Le Blanc’s book seems to assume that the reader has read something (though likely lighter fare than Deutscher’s biographies) about Trotsky, or that the reader might be moved to do so after returning this volume to the shelf. What interests Le Blanc mostly is essentially the later Trotsky and the standing of Trotsky’s reputation in the eyes of contemporary observers and later scholars alike. The book has the great virtue of sparing us a lot of the associated reading because Le Blanc acutely summarizes assorted perspectives in an only slightly impartial fashion (Trotsky invariably gets the benefit of the doubt).
What comes across is the huge disadvantage faced by the great heretic, first of all against the power of the Russian regime, after Stalin’s seizure of power, and secondly, against the vast political, cultural and assorted social influence of the Popular Front. Le Blanc gives us a few concise pages on Trotsky’s singular literary triumph, The History of the Russian Revolution, which (although he does not say so) stands with sometime communist W.E.B. Du Bois’ Black Reconstruction and sometime Trotskyist C.L.R. James’ Black Jacobins – all published within a few years of each other – as the greatest of the 20th-century Marxist historical texts. No one looked back at Russia so clearly, and of course, no future generation would have the same intimacy with the subject.

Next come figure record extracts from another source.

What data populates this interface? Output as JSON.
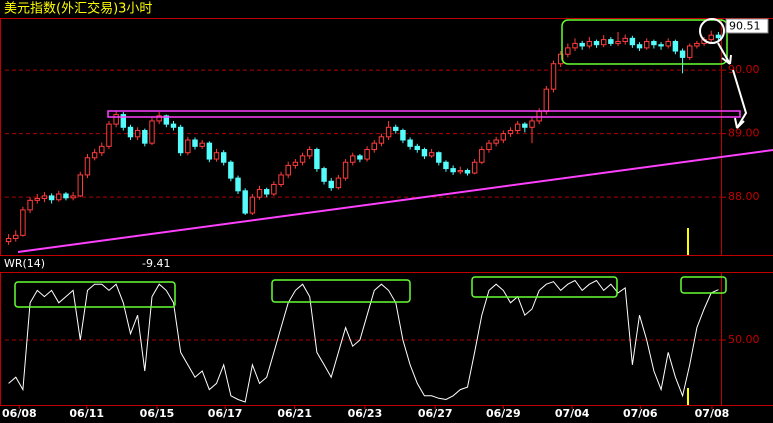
{
  "chart_data": [
    {
      "type": "candlestick",
      "title": "美元指数(外汇交易)3小时",
      "xlim": [
        0,
        100
      ],
      "ylim": [
        87.09,
        90.82
      ],
      "yticks": [
        {
          "value": 88,
          "label": "88.00"
        },
        {
          "value": 89,
          "label": "89.00"
        },
        {
          "value": 90,
          "label": "90.00"
        }
      ],
      "grid": true,
      "grid_color": "#b00000",
      "up_color": "#ff3c3c",
      "down_color": "#54fcfc",
      "ohlc": [
        [
          87.3,
          87.42,
          87.25,
          87.35
        ],
        [
          87.35,
          87.48,
          87.3,
          87.4
        ],
        [
          87.4,
          87.85,
          87.38,
          87.8
        ],
        [
          87.8,
          88.0,
          87.75,
          87.95
        ],
        [
          87.95,
          88.05,
          87.9,
          87.98
        ],
        [
          87.98,
          88.08,
          87.92,
          88.02
        ],
        [
          88.02,
          88.06,
          87.9,
          87.96
        ],
        [
          87.96,
          88.1,
          87.93,
          88.05
        ],
        [
          88.05,
          88.08,
          87.95,
          87.99
        ],
        [
          87.99,
          88.08,
          87.95,
          88.02
        ],
        [
          88.02,
          88.4,
          88.0,
          88.35
        ],
        [
          88.35,
          88.68,
          88.3,
          88.62
        ],
        [
          88.62,
          88.76,
          88.58,
          88.7
        ],
        [
          88.7,
          88.86,
          88.65,
          88.8
        ],
        [
          88.8,
          89.2,
          88.76,
          89.15
        ],
        [
          89.15,
          89.36,
          89.1,
          89.3
        ],
        [
          89.3,
          89.34,
          89.05,
          89.1
        ],
        [
          89.1,
          89.14,
          88.9,
          88.95
        ],
        [
          88.95,
          89.1,
          88.9,
          89.05
        ],
        [
          89.05,
          89.08,
          88.8,
          88.85
        ],
        [
          88.85,
          89.25,
          88.82,
          89.2
        ],
        [
          89.2,
          89.34,
          89.15,
          89.28
        ],
        [
          89.28,
          89.3,
          89.1,
          89.15
        ],
        [
          89.15,
          89.2,
          89.05,
          89.1
        ],
        [
          89.1,
          89.14,
          88.65,
          88.7
        ],
        [
          88.7,
          88.95,
          88.66,
          88.9
        ],
        [
          88.9,
          88.94,
          88.75,
          88.8
        ],
        [
          88.8,
          88.9,
          88.76,
          88.85
        ],
        [
          88.85,
          88.88,
          88.55,
          88.6
        ],
        [
          88.6,
          88.76,
          88.56,
          88.7
        ],
        [
          88.7,
          88.74,
          88.5,
          88.55
        ],
        [
          88.55,
          88.58,
          88.25,
          88.3
        ],
        [
          88.3,
          88.34,
          88.05,
          88.1
        ],
        [
          88.1,
          88.14,
          87.72,
          87.75
        ],
        [
          87.75,
          88.05,
          87.72,
          88.0
        ],
        [
          88.0,
          88.18,
          87.96,
          88.12
        ],
        [
          88.12,
          88.15,
          88.0,
          88.05
        ],
        [
          88.05,
          88.25,
          88.02,
          88.2
        ],
        [
          88.2,
          88.4,
          88.16,
          88.35
        ],
        [
          88.35,
          88.56,
          88.3,
          88.5
        ],
        [
          88.5,
          88.6,
          88.45,
          88.55
        ],
        [
          88.55,
          88.7,
          88.5,
          88.65
        ],
        [
          88.65,
          88.8,
          88.6,
          88.75
        ],
        [
          88.75,
          88.78,
          88.4,
          88.45
        ],
        [
          88.45,
          88.48,
          88.2,
          88.25
        ],
        [
          88.25,
          88.3,
          88.1,
          88.15
        ],
        [
          88.15,
          88.35,
          88.12,
          88.3
        ],
        [
          88.3,
          88.6,
          88.26,
          88.55
        ],
        [
          88.55,
          88.7,
          88.5,
          88.65
        ],
        [
          88.65,
          88.68,
          88.55,
          88.6
        ],
        [
          88.6,
          88.8,
          88.56,
          88.75
        ],
        [
          88.75,
          88.9,
          88.7,
          88.85
        ],
        [
          88.85,
          89.0,
          88.8,
          88.95
        ],
        [
          88.95,
          89.2,
          88.9,
          89.1
        ],
        [
          89.1,
          89.14,
          89.0,
          89.05
        ],
        [
          89.05,
          89.08,
          88.85,
          88.9
        ],
        [
          88.9,
          88.94,
          88.75,
          88.8
        ],
        [
          88.8,
          88.84,
          88.7,
          88.75
        ],
        [
          88.75,
          88.78,
          88.6,
          88.65
        ],
        [
          88.65,
          88.76,
          88.62,
          88.7
        ],
        [
          88.7,
          88.72,
          88.5,
          88.55
        ],
        [
          88.55,
          88.58,
          88.4,
          88.45
        ],
        [
          88.45,
          88.5,
          88.35,
          88.4
        ],
        [
          88.4,
          88.48,
          88.36,
          88.42
        ],
        [
          88.42,
          88.45,
          88.34,
          88.38
        ],
        [
          88.38,
          88.6,
          88.36,
          88.55
        ],
        [
          88.55,
          88.8,
          88.52,
          88.75
        ],
        [
          88.75,
          88.9,
          88.7,
          88.85
        ],
        [
          88.85,
          88.95,
          88.8,
          88.9
        ],
        [
          88.9,
          89.05,
          88.85,
          89.0
        ],
        [
          89.0,
          89.1,
          88.95,
          89.05
        ],
        [
          89.05,
          89.2,
          89.0,
          89.15
        ],
        [
          89.15,
          89.18,
          89.02,
          89.1
        ],
        [
          89.1,
          89.25,
          88.85,
          89.2
        ],
        [
          89.2,
          89.4,
          89.15,
          89.35
        ],
        [
          89.35,
          89.75,
          89.3,
          89.7
        ],
        [
          89.7,
          90.15,
          89.65,
          90.1
        ],
        [
          90.1,
          90.3,
          90.05,
          90.25
        ],
        [
          90.25,
          90.42,
          90.2,
          90.35
        ],
        [
          90.35,
          90.5,
          90.3,
          90.42
        ],
        [
          90.42,
          90.46,
          90.32,
          90.38
        ],
        [
          90.38,
          90.52,
          90.34,
          90.45
        ],
        [
          90.45,
          90.48,
          90.35,
          90.4
        ],
        [
          90.4,
          90.55,
          90.36,
          90.48
        ],
        [
          90.48,
          90.52,
          90.38,
          90.42
        ],
        [
          90.42,
          90.6,
          90.38,
          90.45
        ],
        [
          90.45,
          90.56,
          90.4,
          90.5
        ],
        [
          90.5,
          90.54,
          90.35,
          90.4
        ],
        [
          90.4,
          90.44,
          90.3,
          90.35
        ],
        [
          90.35,
          90.5,
          90.32,
          90.45
        ],
        [
          90.45,
          90.48,
          90.34,
          90.4
        ],
        [
          90.4,
          90.44,
          90.32,
          90.38
        ],
        [
          90.38,
          90.5,
          90.34,
          90.45
        ],
        [
          90.45,
          90.48,
          90.25,
          90.3
        ],
        [
          90.3,
          90.34,
          89.95,
          90.2
        ],
        [
          90.2,
          90.42,
          90.16,
          90.38
        ],
        [
          90.38,
          90.46,
          90.34,
          90.42
        ],
        [
          90.42,
          90.52,
          90.38,
          90.48
        ],
        [
          90.48,
          90.62,
          90.44,
          90.55
        ],
        [
          90.55,
          90.6,
          90.46,
          90.51
        ]
      ]
    },
    {
      "type": "line",
      "title": "WR(14)",
      "xlim": [
        0,
        100
      ],
      "ylim": [
        -100,
        0
      ],
      "yticks": [
        {
          "value": -50,
          "label": "50.00"
        }
      ],
      "xticks": [
        {
          "value": 2,
          "label": "06/08"
        },
        {
          "value": 11.4,
          "label": "06/11"
        },
        {
          "value": 21.2,
          "label": "06/15"
        },
        {
          "value": 30.7,
          "label": "06/17"
        },
        {
          "value": 40.4,
          "label": "06/21"
        },
        {
          "value": 50.2,
          "label": "06/23"
        },
        {
          "value": 60,
          "label": "06/27"
        },
        {
          "value": 69.5,
          "label": "06/29"
        },
        {
          "value": 79.1,
          "label": "07/04"
        },
        {
          "value": 88.6,
          "label": "07/06"
        },
        {
          "value": 98.6,
          "label": "07/08"
        }
      ],
      "grid": true,
      "grid_color": "#b00000",
      "series": [
        {
          "name": "WR(14)",
          "color": "#ffffff",
          "values": [
            -85,
            -80,
            -90,
            -20,
            -10,
            -15,
            -10,
            -20,
            -15,
            -10,
            -50,
            -10,
            -5,
            -5,
            -10,
            -5,
            -20,
            -45,
            -30,
            -75,
            -15,
            -5,
            -10,
            -20,
            -60,
            -70,
            -80,
            -75,
            -90,
            -85,
            -70,
            -95,
            -98,
            -100,
            -70,
            -85,
            -80,
            -60,
            -40,
            -20,
            -10,
            -5,
            -15,
            -60,
            -70,
            -80,
            -60,
            -40,
            -55,
            -50,
            -30,
            -10,
            -5,
            -10,
            -20,
            -50,
            -70,
            -85,
            -95,
            -95,
            -97,
            -98,
            -95,
            -90,
            -88,
            -60,
            -30,
            -10,
            -5,
            -10,
            -20,
            -15,
            -30,
            -25,
            -10,
            -5,
            -3,
            -10,
            -5,
            -2,
            -10,
            -5,
            -2,
            -10,
            -5,
            -12,
            -8,
            -70,
            -30,
            -50,
            -75,
            -90,
            -60,
            -80,
            -95,
            -70,
            -40,
            -25,
            -12,
            -9.41
          ]
        }
      ]
    }
  ]
}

Trotsky’s insight was not so clear on the situations and radical prospects of his own present 1930s world, and still less lucid on the prospects of the largest Trotskyist movement in the world, the several hundred faithful in the United States. How to overcome the obvious disadvantages? Combat the lies of Stalinism (a literary task done best by Trotsky himself in relation to Russia specifically), and build the perfect Bolshevik Party everywhere – an impossible task that repeatedly fell back upon itself, and has continued to fall back upon itself since Trotsky’s death.
Thus the problem of Le Blanc’s task, to somehow redeem Trotskyism from sectarianism and obscurity. Working-class Communist regulars were to be won over through logic (they almost never were); intellectuals, appealed to on the basis of culture as well as proletarian visions. This second, more successful effort impelled hundreds of ardent US lower-middle-class (and mostly Jewish) youngsters into factories, where working conditions, political disappointments or personal opportunities (like the GI Bill) prompted the vast majority to leave, often sooner rather than later.
The less famous among them remained the lifetime radicals who greeted and aided the new generations of rebels. The more famous, distinctly former Trotskyists, wrote and argued their way into high literary positions in the 1950s and ’60s, and the most famous among them became renowned in the mainstream as defenders of the canon and defenders of universities against the supposed threats of antiwar protesters. Above all, they had become embittered anti-communists. Thus the difficulty of scholarship looking back, a historical saga arguably managed best by Alan Wald and a handful of others who successfully make the connections between Trotsky himself, the movements of his lifetime, and the personalities as well as the movements to come after.
Writing with zest, Le Blanc makes the most of his subject, and in a sense brings Trotsky himself from a rapidly receding past into the present. Only Rick Geary, in my estimation, has done better. To our surprise, Le Blanc says he wishes to emphasize “the aspects of unoriginality in Trotsky’s thought” (author’s italics), so as to insist that Trotsky placed himself fundamentally within the classic traditions of Marxism while seeking to adapt to an ever-changing reality. He suggests that Trotsky might be understood as anticipating the political effects of global capitalism. This strikes me as highly improbable, but to read the book whole is to see what the life and writings of Trotsky offer, and this is well done.